Ormai con la moderna tecnologia stiamo creando di tutto. Recentemente alla scuola Sant’Anna di Pisa è stato inventato un robot, Coro, in grado di aiutare gli anziani. Il prossimo mese questo progetto sarà sottoposto ad un esame a Bruxelles e, in caso di idoneità, sarà messo sul mercato.
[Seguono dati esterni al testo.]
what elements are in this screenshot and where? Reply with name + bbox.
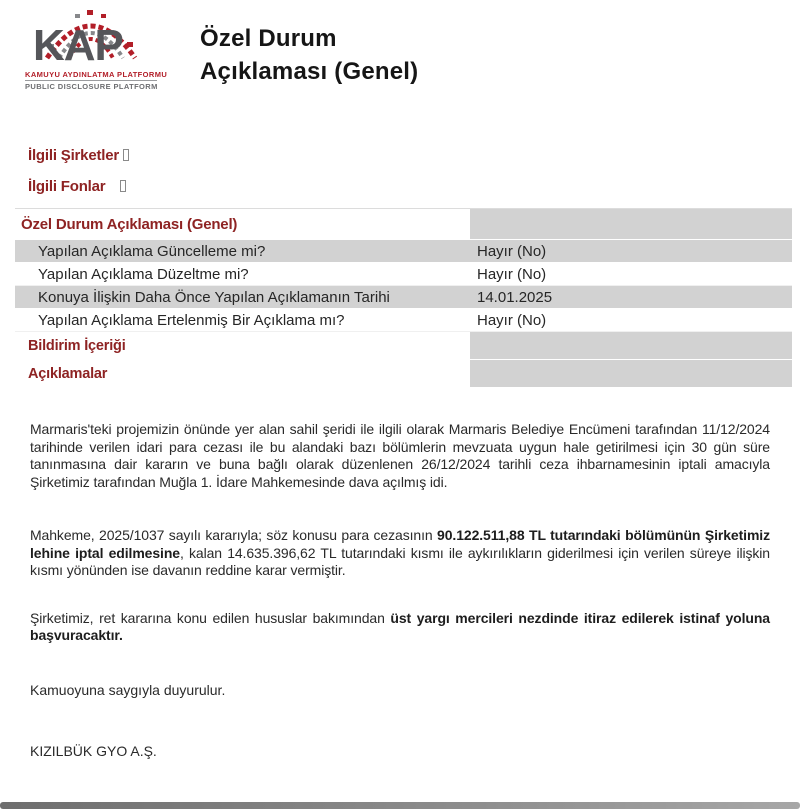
table-section-row-bildirim (15, 332, 792, 360)
kap-logo[interactable] (25, 8, 168, 91)
kap-logo-text: KAP (33, 21, 123, 70)
row-label: Konuya İlişkin Daha Önce Yapılan Açıklamanın Tarihi (15, 286, 470, 309)
page-title-line2: Açıklaması (Genel) (200, 58, 419, 85)
kap-logo-subtext (25, 70, 168, 91)
page-title (200, 22, 418, 88)
paragraph-2 (30, 527, 770, 580)
paragraph-2-bold: 90.122.511,88 TL tutarındaki bölümünün Şirketimiz lehine iptal edilmesine (30, 527, 770, 561)
horizontal-scrollbar[interactable] (0, 802, 800, 809)
paragraph-2-text: Mahkeme, 2025/1037 sayılı kararıyla; söz konusu para cezasının (30, 527, 438, 543)
table-section-row-aciklamalar (15, 360, 792, 388)
section-label-cell (15, 332, 470, 360)
row-value: Hayır (No) (470, 240, 792, 263)
paragraph-1: Marmaris'teki projemizin önünde yer alan sahil şeridi ile ilgili olarak Marmaris Belediye Encümeni tarafından 11/12/2024 tarihinde verilen idari para cezası ile bu alandaki bazı bölümlerin mevzuata uygun hale getirilmesi için 30 gün süre tanınmasına dair kararın ve buna bağlı olarak düzenlenen 26/12/2024 tarihli ceza ihbarnamesinin iptali amacıyla Şirketimiz tarafından Muğla 1. İdare Mahkemesinde dava açılmış idi. (30, 421, 770, 490)
related-funds-label: İlgili Fonlar (28, 177, 106, 195)
related-funds-row (28, 177, 800, 195)
row-label: Yapılan Açıklama Ertelenmiş Bir Açıklama mı? (15, 309, 470, 332)
company-name: KIZILBÜK GYO A.Ş. (30, 742, 157, 759)
table-row (15, 286, 792, 309)
row-label: Yapılan Açıklama Düzeltme mi? (15, 263, 470, 286)
row-label: Yapılan Açıklama Güncelleme mi? (15, 240, 470, 263)
table-header-value-cell (470, 209, 792, 240)
section-label: Açıklamalar (28, 366, 108, 382)
paragraph-3-text: Şirketimiz, ret kararına konu edilen hususlar bakımından (30, 609, 391, 626)
section-label: Bildirim İçeriği (28, 338, 126, 354)
table-header-row (15, 209, 792, 240)
logo-subtitle-tr: KAMUYU AYDINLATMA PLATFORMU (25, 70, 168, 79)
closing-line: Kamuoyuna saygıyla duyurulur. (30, 681, 226, 698)
row-value: Hayır (No) (470, 309, 792, 332)
logo-subtitle-en: PUBLIC DISCLOSURE PLATFORM (25, 82, 158, 91)
related-links (28, 146, 800, 195)
disclosure-body (30, 421, 770, 759)
table-header-label: Özel Durum Açıklaması (Genel) (21, 216, 238, 233)
row-value: Hayır (No) (470, 263, 792, 286)
paragraph-3-bold: üst yargı mercileri nezdinde itiraz edilerek istinaf yoluna başvuracaktır. (30, 609, 770, 643)
table-row (15, 263, 792, 286)
disclosure-table (15, 208, 792, 388)
page-header (0, 0, 800, 100)
section-value-cell (470, 360, 792, 388)
section-label-cell (15, 360, 470, 388)
missing-glyph-icon (120, 180, 126, 192)
page-title-line1: Özel Durum (200, 25, 337, 52)
related-companies-label: İlgili Şirketler (28, 146, 120, 164)
section-value-cell (470, 332, 792, 360)
table-header-cell (15, 209, 470, 240)
missing-glyph-icon (123, 149, 129, 161)
paragraph-3 (30, 610, 770, 645)
paragraph-2-text: , kalan 14.635.396,62 TL tutarındaki kısmı ile aykırılıkların giderilmesi için verilen süreye ilişkin kısmı yönünden ise davanın reddine karar vermiştir. (30, 544, 770, 578)
table-row (15, 240, 792, 263)
related-companies-row (28, 146, 800, 164)
table-row (15, 309, 792, 332)
row-value: 14.01.2025 (470, 286, 792, 309)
Ponendomi la domanda se io sono d’accordo su questo, risponderei certamente di no. Per spiegare la mia risposta, ho due tesi. Innanzitutto in questo modo si toglierebbe lavoro a tantissime persone molte delle quali probabilmente hanno introiti solo con quell’attività. È insensato cercare di diminuire la disoccupazione se nel frattempo si creano robot che fanno il lavoro al posto nostro. L’altra spiegazione, quella secondo me più importante, è che un robot non potrà mai essere come un uomo. Come si fa a paragonare la freddezza di un robot con la vitalità di una persona? È ovvio che quest’ultima può avere momenti brutti, giornatacce e quindi rispondere male all’anziano me è comunque vero che ci saranno molte giornate per ridere insieme. L’affetto di una persona non può essere sostituito da quello di un robot, e anche se questo parla non potrà mai e poi mai rispondere con lo stesso tono, con le stesse idee che avrebbe una persona.
In conclusione posso affermare che secondo me è giusto che si sviluppi la tecnologia ma questa non deve andare contro il rapporto tra le persone.